America's fading faith in Christianity and capitalism

Without moral guardrails, capitalism exacerbates the rich-poor divide, says author Gary Moore. The decline in organized religion is fostering faltering trust in capitalism, which will continue until Americans look beyond their financial interests and consider their social responsibilities.

Occupy Wall Street demonstrators protest rising national student debt in New York in 2012. Surveys suggest Americans are losing faith in capitalism because of the widening gap between the rich and poor.

Andrew Burton/Reuters/File

December 10, 2015

A Pew survey of religion this past spring said Americans who claim “none” as their religious affiliation are now among the largest and fastest-growing segments of American faith. Last month,  The Wall Street Journal featured a story headlined, “A Fading Faith in Capitalism.” I believe there are direct connections between these fading faiths. Understanding them could be the key to the spiritual and financial wealth of our grandchildren. 

The Journal story detailed a new global survey that said only 14% of Americans now believe “the next generation will probably be richer, safer and healthier than the last.” America was the most pessimistic of the seven nations surveyed. The article concluded that while life is getting better in the US, "55% of Americans think 'the rich get richer' and 'the poor get poorer' under capitalism. Sixty-five percent agree that most big businesses have 'dodged taxes, damaged the environment or bought special favors from politicians.' … For today’s pessimism about capitalism to be overturned, people must think that the same rules apply to everyone" [emphasis mine].  

The Journal is hardly alone among economic publications when saying America’s future is threatened by selfishness on the part of today’s corporate elite.

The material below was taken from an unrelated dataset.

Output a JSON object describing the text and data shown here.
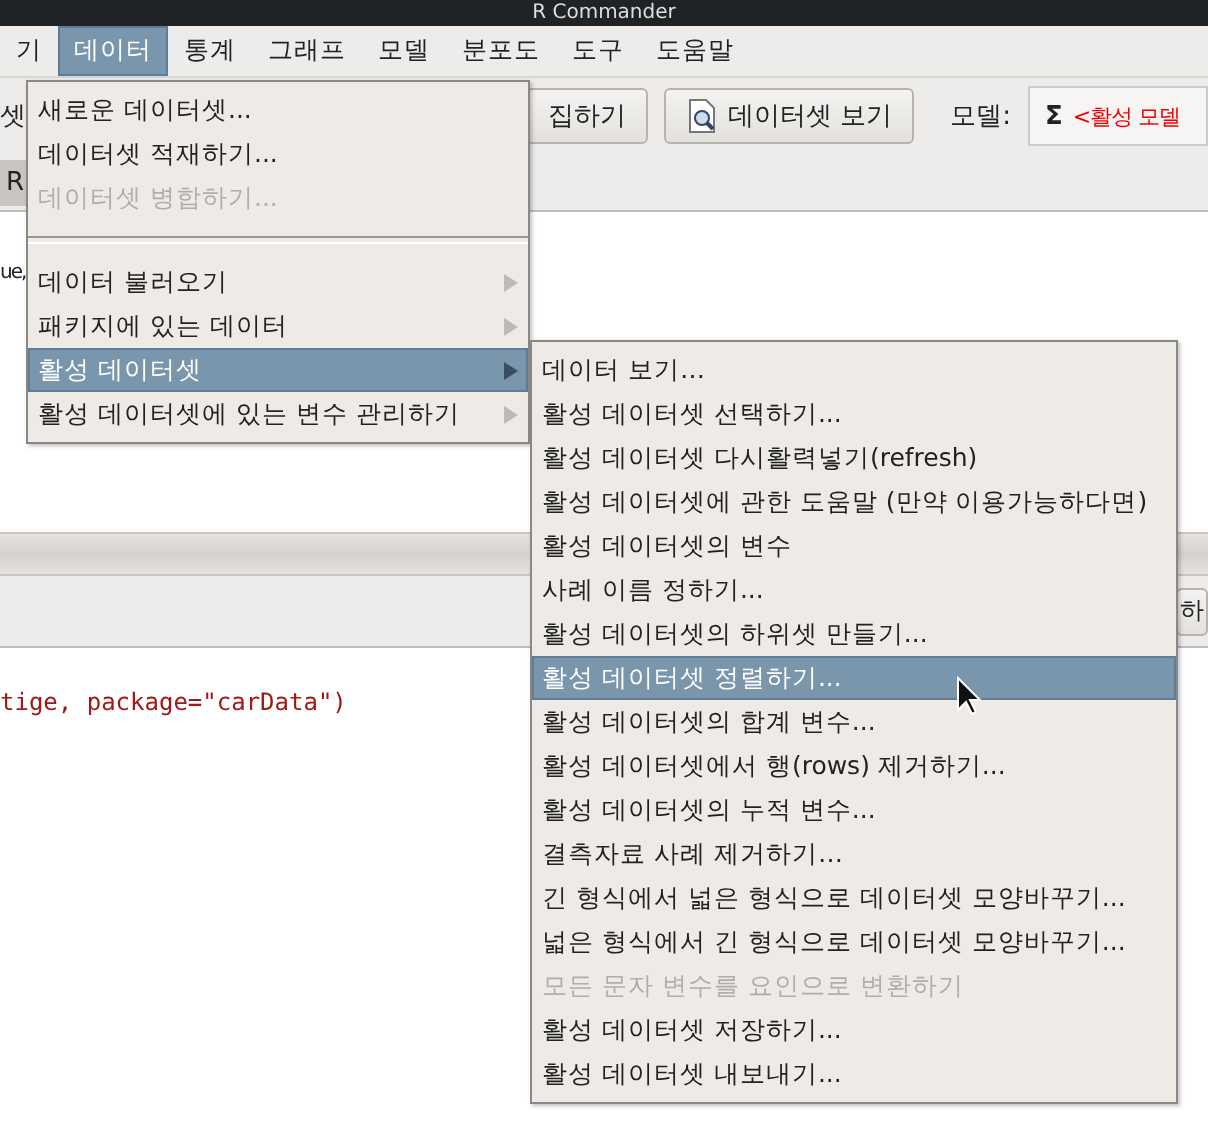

The Economist magazine recently featured a story entitled, “Reinventing the company.” It said: “After a century of utter dominance, the public company is showing signs of wear. One reason is that managers tend to put their own interests first. The shareholder-value revolution of the 1980s was supposed to solve this by incentivizing managers to think like owners, but it backfired. Loaded up with stock options, managers acted like hired guns instead, massaging the share price so as to boost their incomes.” The current joke on campuses is that MBA now stands for, “Me before anyone!”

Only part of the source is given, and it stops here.